Quantum technology poses many challenges because of how robust and complex these systems are. It is difficult and costly to adopt quantum technology, there is a lack of trained experts, and it may disrupt existing IT infrastructures. Here are a few of the major challenges businesses must consider for quantum computing.

**Difficult and Costly Development**

The most prominent challenge of quantum computing is the complexity and cost of developing this technology. According to information from SEEQC, just one qubit costs around $10,000. Based on data by PureVPN, a portable quantum computer with two qubits costs around $5000, while one with 200 qubits is about $15 million. Furthermore, implementing a quantum computing campaign to solve just one problem would cost over $10 billion. Ultimately, the high cost of quantum computing makes it an inaccessible option for many businesses.

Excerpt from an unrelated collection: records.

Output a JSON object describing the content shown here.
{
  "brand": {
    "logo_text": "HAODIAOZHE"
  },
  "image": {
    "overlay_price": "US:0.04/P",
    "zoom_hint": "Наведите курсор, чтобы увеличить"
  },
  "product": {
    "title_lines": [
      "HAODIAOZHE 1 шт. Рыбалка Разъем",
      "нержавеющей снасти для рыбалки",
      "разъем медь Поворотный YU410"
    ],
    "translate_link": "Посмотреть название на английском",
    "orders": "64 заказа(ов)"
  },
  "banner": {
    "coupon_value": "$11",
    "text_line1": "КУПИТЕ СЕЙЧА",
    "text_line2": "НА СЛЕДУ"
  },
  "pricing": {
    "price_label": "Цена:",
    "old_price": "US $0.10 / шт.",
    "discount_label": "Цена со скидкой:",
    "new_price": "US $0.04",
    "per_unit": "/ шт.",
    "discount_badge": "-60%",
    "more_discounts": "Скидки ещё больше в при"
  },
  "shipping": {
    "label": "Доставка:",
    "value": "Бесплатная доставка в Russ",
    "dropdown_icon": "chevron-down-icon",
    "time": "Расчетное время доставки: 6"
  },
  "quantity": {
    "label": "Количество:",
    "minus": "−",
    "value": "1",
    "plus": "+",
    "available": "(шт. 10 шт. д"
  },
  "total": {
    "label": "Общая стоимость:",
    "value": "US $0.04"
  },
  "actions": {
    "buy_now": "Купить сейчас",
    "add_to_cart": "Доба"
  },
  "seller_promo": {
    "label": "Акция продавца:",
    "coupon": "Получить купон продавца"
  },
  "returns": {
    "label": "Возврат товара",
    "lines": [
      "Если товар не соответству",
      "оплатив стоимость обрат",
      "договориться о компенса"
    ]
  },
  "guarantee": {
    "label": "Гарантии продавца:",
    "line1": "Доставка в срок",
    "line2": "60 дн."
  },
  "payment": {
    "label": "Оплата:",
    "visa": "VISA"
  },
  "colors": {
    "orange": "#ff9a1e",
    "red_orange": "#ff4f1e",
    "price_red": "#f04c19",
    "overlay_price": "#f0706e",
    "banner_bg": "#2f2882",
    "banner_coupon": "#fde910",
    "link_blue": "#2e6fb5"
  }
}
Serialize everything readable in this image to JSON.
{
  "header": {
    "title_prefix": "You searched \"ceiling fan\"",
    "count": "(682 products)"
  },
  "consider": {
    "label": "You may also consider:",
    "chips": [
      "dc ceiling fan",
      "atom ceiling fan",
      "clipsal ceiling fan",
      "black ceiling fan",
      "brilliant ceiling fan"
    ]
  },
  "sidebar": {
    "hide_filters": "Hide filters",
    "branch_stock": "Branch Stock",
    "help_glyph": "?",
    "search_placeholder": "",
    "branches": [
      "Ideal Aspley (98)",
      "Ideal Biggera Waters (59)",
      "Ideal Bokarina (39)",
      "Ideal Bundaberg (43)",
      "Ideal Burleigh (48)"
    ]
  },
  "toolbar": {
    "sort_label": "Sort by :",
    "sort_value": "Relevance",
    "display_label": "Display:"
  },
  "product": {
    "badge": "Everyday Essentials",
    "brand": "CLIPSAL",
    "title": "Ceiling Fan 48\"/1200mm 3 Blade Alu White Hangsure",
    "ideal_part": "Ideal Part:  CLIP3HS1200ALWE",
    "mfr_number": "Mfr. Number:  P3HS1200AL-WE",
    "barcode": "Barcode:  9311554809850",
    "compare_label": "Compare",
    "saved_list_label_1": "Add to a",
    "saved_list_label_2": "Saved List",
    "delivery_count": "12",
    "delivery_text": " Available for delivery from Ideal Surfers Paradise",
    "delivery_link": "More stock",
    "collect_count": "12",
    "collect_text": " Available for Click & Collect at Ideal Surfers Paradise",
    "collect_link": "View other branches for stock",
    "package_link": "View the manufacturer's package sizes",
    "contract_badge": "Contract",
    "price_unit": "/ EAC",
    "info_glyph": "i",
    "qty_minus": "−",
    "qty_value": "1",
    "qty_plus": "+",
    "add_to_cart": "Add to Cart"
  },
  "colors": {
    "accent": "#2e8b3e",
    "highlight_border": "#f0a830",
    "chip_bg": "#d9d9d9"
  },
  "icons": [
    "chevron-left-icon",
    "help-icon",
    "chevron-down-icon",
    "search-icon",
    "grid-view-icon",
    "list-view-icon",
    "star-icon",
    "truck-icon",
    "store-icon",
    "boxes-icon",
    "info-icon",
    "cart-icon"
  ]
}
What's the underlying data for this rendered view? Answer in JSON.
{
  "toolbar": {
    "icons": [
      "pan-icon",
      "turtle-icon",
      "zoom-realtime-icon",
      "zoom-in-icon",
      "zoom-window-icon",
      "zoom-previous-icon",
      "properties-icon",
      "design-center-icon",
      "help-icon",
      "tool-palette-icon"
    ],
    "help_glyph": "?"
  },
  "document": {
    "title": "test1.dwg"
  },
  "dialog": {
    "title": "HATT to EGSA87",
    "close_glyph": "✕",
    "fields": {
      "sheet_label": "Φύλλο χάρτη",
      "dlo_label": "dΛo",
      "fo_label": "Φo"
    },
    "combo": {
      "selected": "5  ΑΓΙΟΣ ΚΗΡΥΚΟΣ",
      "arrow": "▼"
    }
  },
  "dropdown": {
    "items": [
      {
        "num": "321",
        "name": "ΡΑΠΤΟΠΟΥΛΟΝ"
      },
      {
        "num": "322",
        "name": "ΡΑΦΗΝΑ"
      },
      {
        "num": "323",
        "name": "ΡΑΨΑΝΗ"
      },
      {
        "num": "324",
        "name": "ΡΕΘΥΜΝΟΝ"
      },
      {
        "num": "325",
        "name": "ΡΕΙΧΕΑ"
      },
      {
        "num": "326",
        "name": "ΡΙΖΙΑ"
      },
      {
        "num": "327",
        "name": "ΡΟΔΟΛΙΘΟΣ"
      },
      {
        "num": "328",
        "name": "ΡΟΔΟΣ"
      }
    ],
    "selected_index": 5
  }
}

**Inadequately Trained Staff**

Another obvious drawback of quantum computing is a lack of adequately trained experts. Because this technology is new and highly complex, it may prove challenging for even the most experienced programmers. However, this does not only apply to configuring a quantum computing infrastructure but maintaining it as well—because these computers operate on quantum mechanics, they have many error problems, and it is severely problematic to control this software.

**Incompatible With Current IT Infrastructure **

A third challenge of quantum computing is migrating these computers into your current IT infrastructure—they are too different from traditional computing, which may completely disrupt your existing framework. The high volumes of data processed by quantum computers are too excessive for classical IT infrastructures, and they cannot maintain the load.

## Quantum Computer Applications

Quantum computing is widely used in AI, logistics, drug development, manufacturing, and maintenance, and repairs. Here is how these sectors leverage quantum computers.

**Artificial Intelligence (AI):**Researchers use quantum computing to analyze a wider range of algorithms and produce more accurate results than what traditional and supercomputers deliver.**Logistics:**Businesses can optimize operations by using quantum computing to suggest the fastest routes and provide real-time updates on weather conditions and traffic.**Drug development:**Pharmaceutical scientists can rely on quantum computing for disease research, solubility, dosing optimization, and safety evaluations to predict drug efficacy and toxicity levels.**Manufacturing:**Quantum computing can help smart factories plan more accurately and reduce expenses by assessing all the operations, automation processes, and technologies.**Maintenance and repairs:**Quantum technology can pinpoint software malfunctions and diagnose the best solution for efficient maintenance and repairs.

## In Closing

Quantum computers are much quicker than traditional and supercomputers, as they can process massive volumes of data simultaneously. The phenomena of superposition and entanglement, and qubits, allow quantum computers to solve complex challenges at rapid speed. Additionally, quantum computers are energy efficient and serve several applications, including manufacturing, drug development, logistics, and AI, to name a few. Overall, quantum computing is a powerful technology, but it is not practical for everyday tasks and inaccessible to the public.